Jednak takiej lokalizacji przeciwny jest lider PiS Jarosław Kaczyński. - Jedyne właściwe miejsce pomnika smoleńskiego jest na Krakowskim Przedmieściu - powiedział prezes PiS. - Tam gromadzili się po tragedii smoleńskiej Polacy i sądzę, że to właśnie powinno być także poprzez ten pomnik upamiętnione - dodał. W jego ocenie pomnik powinien być "okazały", "wyeksponowany", ale jednocześnie "wpisujący się w architekturę Krakowskiego Przedmieścia". Według Kaczyńskiego powinien stanąć koło Pałacu Prezydenckiego.
W październiku 2014 roku do Kancelarii Prezydenta wpłynął list części rodzin w sprawie pomnika ofiar katastrofy smoleńskiej.
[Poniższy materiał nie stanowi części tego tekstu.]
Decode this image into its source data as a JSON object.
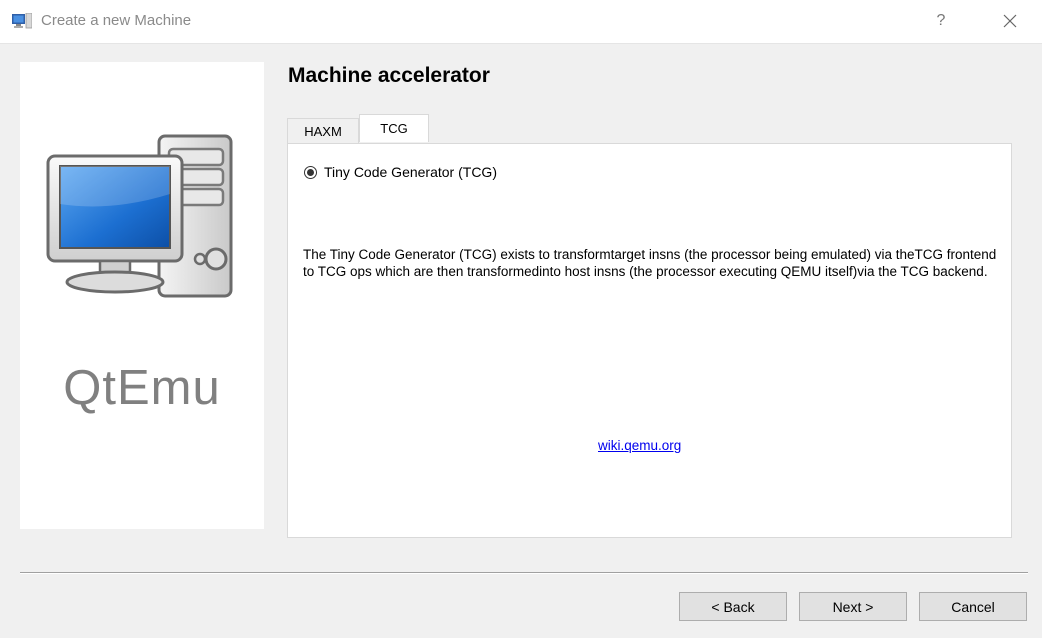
{
  "window": {
    "title": "Create a new Machine",
    "help_label": "?"
  },
  "side": {
    "brand": "QtEmu"
  },
  "page": {
    "title": "Machine accelerator",
    "tabs": [
      {
        "label": "HAXM",
        "active": false
      },
      {
        "label": "TCG",
        "active": true
      }
    ]
  },
  "tcg": {
    "radio_label": "Tiny Code Generator (TCG)",
    "radio_checked": true,
    "description": "The Tiny Code Generator (TCG) exists to transformtarget insns (the processor being emulated) via theTCG frontend to TCG ops which are then transformedinto host insns (the processor executing QEMU itself)via the TCG backend.",
    "link_text": "wiki.qemu.org"
  },
  "buttons": {
    "back": "< Back",
    "next": "Next >",
    "cancel": "Cancel"
  },
  "icons": {
    "app": "qtemu-app-icon",
    "computer": "computer-icon",
    "close": "close-icon"
  }
}
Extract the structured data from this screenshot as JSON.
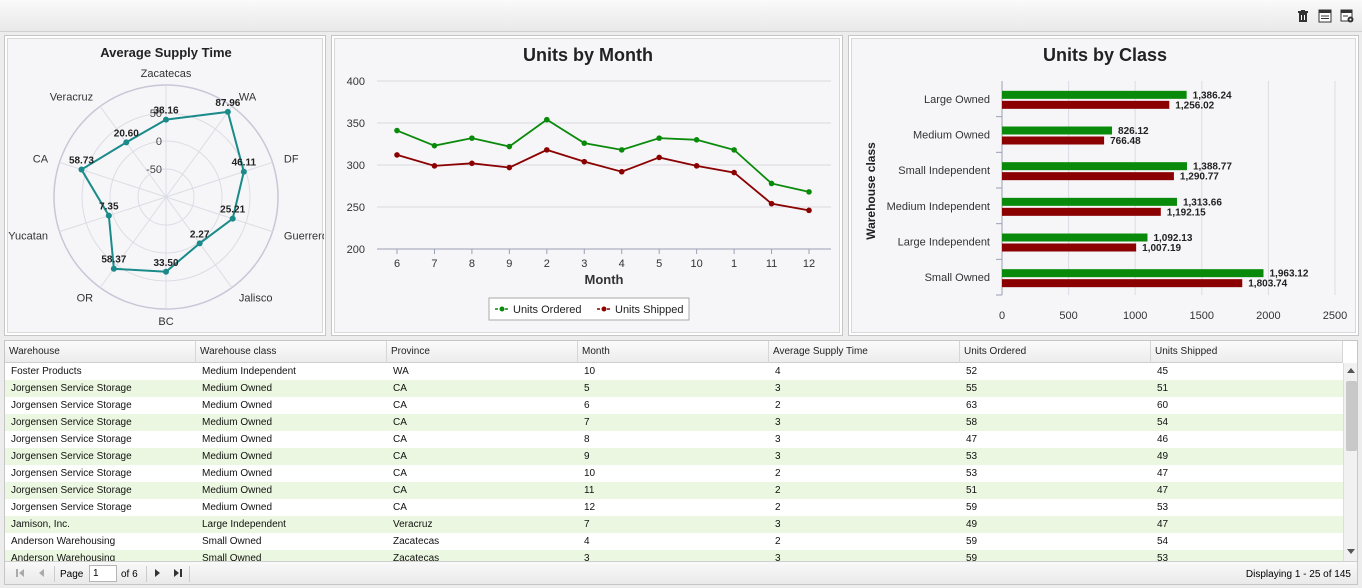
{
  "toolbar": {
    "icons": [
      "trash-icon",
      "export-grid-icon",
      "settings-grid-icon"
    ]
  },
  "radar": {
    "title": "Average Supply Time",
    "axis_labels": [
      "Zacatecas",
      "WA",
      "DF",
      "Guerrero",
      "Jalisco",
      "BC",
      "OR",
      "Yucatan",
      "CA",
      "Veracruz"
    ],
    "tick_labels": [
      "50",
      "0",
      "-50"
    ],
    "color": "#1a8a8a"
  },
  "line": {
    "title": "Units by Month",
    "xlabel": "Month",
    "y_ticks": [
      "400",
      "350",
      "300",
      "250",
      "200"
    ],
    "legend": [
      "Units Ordered",
      "Units Shipped"
    ],
    "colors": [
      "#0a8a0a",
      "#8b0000"
    ]
  },
  "hbar": {
    "title": "Units by Class",
    "ylabel": "Warehouse class",
    "x_ticks": [
      "0",
      "500",
      "1000",
      "1500",
      "2000",
      "2500"
    ],
    "colors": [
      "#0a8a0a",
      "#8b0000"
    ]
  },
  "chart_data": [
    {
      "type": "radar",
      "title": "Average Supply Time",
      "categories": [
        "Zacatecas",
        "WA",
        "DF",
        "Guerrero",
        "Jalisco",
        "BC",
        "OR",
        "Yucatan",
        "CA",
        "Veracruz"
      ],
      "values": [
        38.16,
        87.96,
        46.11,
        25.21,
        2.27,
        33.5,
        58.37,
        7.35,
        58.73,
        20.6
      ],
      "value_labels": [
        "38.16",
        "87.96",
        "46.11",
        "25.21",
        "2.27",
        "33.50",
        "58.37",
        "7.35",
        "58.73",
        "20.60"
      ],
      "rlim": [
        -100,
        100
      ]
    },
    {
      "type": "line",
      "title": "Units by Month",
      "xlabel": "Month",
      "categories": [
        "6",
        "7",
        "8",
        "9",
        "2",
        "3",
        "4",
        "5",
        "10",
        "1",
        "11",
        "12"
      ],
      "series": [
        {
          "name": "Units Ordered",
          "values": [
            341,
            323,
            332,
            322,
            354,
            326,
            318,
            332,
            330,
            318,
            278,
            268
          ]
        },
        {
          "name": "Units Shipped",
          "values": [
            312,
            299,
            302,
            297,
            318,
            304,
            292,
            309,
            299,
            291,
            254,
            246
          ]
        }
      ],
      "ylim": [
        200,
        400
      ],
      "legend": "bottom"
    },
    {
      "type": "bar",
      "orientation": "horizontal",
      "title": "Units by Class",
      "ylabel": "Warehouse class",
      "categories": [
        "Large Owned",
        "Medium Owned",
        "Small Independent",
        "Medium Independent",
        "Large Independent",
        "Small Owned"
      ],
      "series": [
        {
          "values": [
            1386.24,
            826.12,
            1388.77,
            1313.66,
            1092.13,
            1963.12
          ],
          "labels": [
            "1,386.24",
            "826.12",
            "1,388.77",
            "1,313.66",
            "1,092.13",
            "1,963.12"
          ]
        },
        {
          "values": [
            1256.02,
            766.48,
            1290.77,
            1192.15,
            1007.19,
            1803.74
          ],
          "labels": [
            "1,256.02",
            "766.48",
            "1,290.77",
            "1,192.15",
            "1,007.19",
            "1,803.74"
          ]
        }
      ],
      "xlim": [
        0,
        2500
      ]
    }
  ],
  "grid": {
    "columns": [
      "Warehouse",
      "Warehouse class",
      "Province",
      "Month",
      "Average Supply Time",
      "Units Ordered",
      "Units Shipped"
    ],
    "rows": [
      [
        "Foster Products",
        "Medium Independent",
        "WA",
        "10",
        "4",
        "52",
        "45"
      ],
      [
        "Jorgensen Service Storage",
        "Medium Owned",
        "CA",
        "5",
        "3",
        "55",
        "51"
      ],
      [
        "Jorgensen Service Storage",
        "Medium Owned",
        "CA",
        "6",
        "2",
        "63",
        "60"
      ],
      [
        "Jorgensen Service Storage",
        "Medium Owned",
        "CA",
        "7",
        "3",
        "58",
        "54"
      ],
      [
        "Jorgensen Service Storage",
        "Medium Owned",
        "CA",
        "8",
        "3",
        "47",
        "46"
      ],
      [
        "Jorgensen Service Storage",
        "Medium Owned",
        "CA",
        "9",
        "3",
        "53",
        "49"
      ],
      [
        "Jorgensen Service Storage",
        "Medium Owned",
        "CA",
        "10",
        "2",
        "53",
        "47"
      ],
      [
        "Jorgensen Service Storage",
        "Medium Owned",
        "CA",
        "11",
        "2",
        "51",
        "47"
      ],
      [
        "Jorgensen Service Storage",
        "Medium Owned",
        "CA",
        "12",
        "2",
        "59",
        "53"
      ],
      [
        "Jamison, Inc.",
        "Large Independent",
        "Veracruz",
        "7",
        "3",
        "49",
        "47"
      ],
      [
        "Anderson Warehousing",
        "Small Owned",
        "Zacatecas",
        "4",
        "2",
        "59",
        "54"
      ],
      [
        "Anderson Warehousing",
        "Small Owned",
        "Zacatecas",
        "3",
        "3",
        "59",
        "53"
      ]
    ]
  },
  "pager": {
    "page_label": "Page",
    "page_value": "1",
    "of_label": "of 6",
    "display_text": "Displaying 1 - 25 of 145"
  }
}
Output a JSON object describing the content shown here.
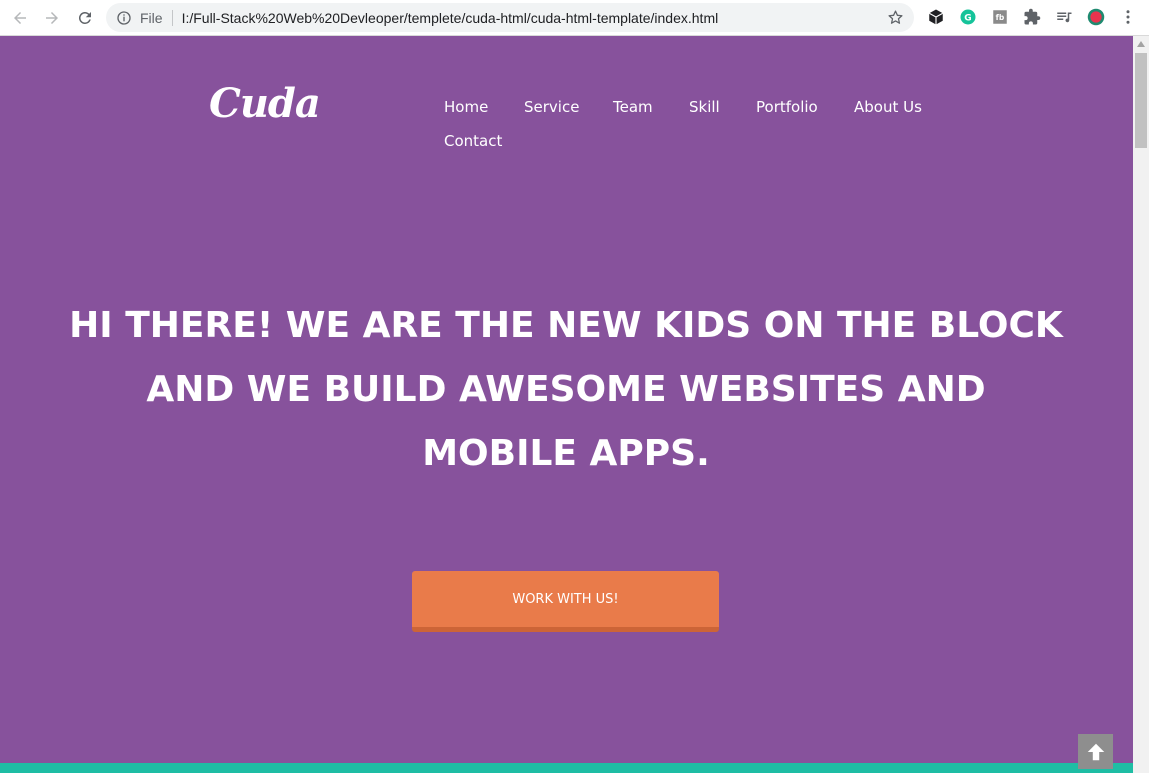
{
  "browser": {
    "file_label": "File",
    "url": "I:/Full-Stack%20Web%20Devleoper/templete/cuda-html/cuda-html-template/index.html",
    "icons": [
      "back-arrow-icon",
      "forward-arrow-icon",
      "reload-icon",
      "info-icon",
      "star-icon",
      "box-extension-icon",
      "grammarly-icon",
      "fb-extension-icon",
      "puzzle-extensions-icon",
      "media-queue-icon",
      "profile-avatar-icon",
      "kebab-menu-icon"
    ]
  },
  "site": {
    "logo": "Cuda",
    "nav": [
      "Home",
      "Service",
      "Team",
      "Skill",
      "Portfolio",
      "About Us",
      "Contact"
    ],
    "hero_lines": [
      "HI THERE! WE ARE THE NEW KIDS ON THE BLOCK",
      "AND WE BUILD AWESOME WEBSITES AND",
      "MOBILE APPS."
    ],
    "cta_label": "WORK WITH US!"
  },
  "colors": {
    "hero_background": "#87529c",
    "cta_background": "#e97b4a",
    "footer_band": "#1ebda4",
    "back_to_top": "#8e8e8e"
  }
}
Zależało im, by znaleźć takie miejsce i taką formę upamiętnienia w centrum stolicy, gdzie wszyscy będą mogli spokojnie wspomnieć najbliższych.
10 kwietnia minie pięć lat od katastrofy samolotu pod Smoleńskiem, w której zginęło 96 osób, w tym prezydent Lech Kaczyński.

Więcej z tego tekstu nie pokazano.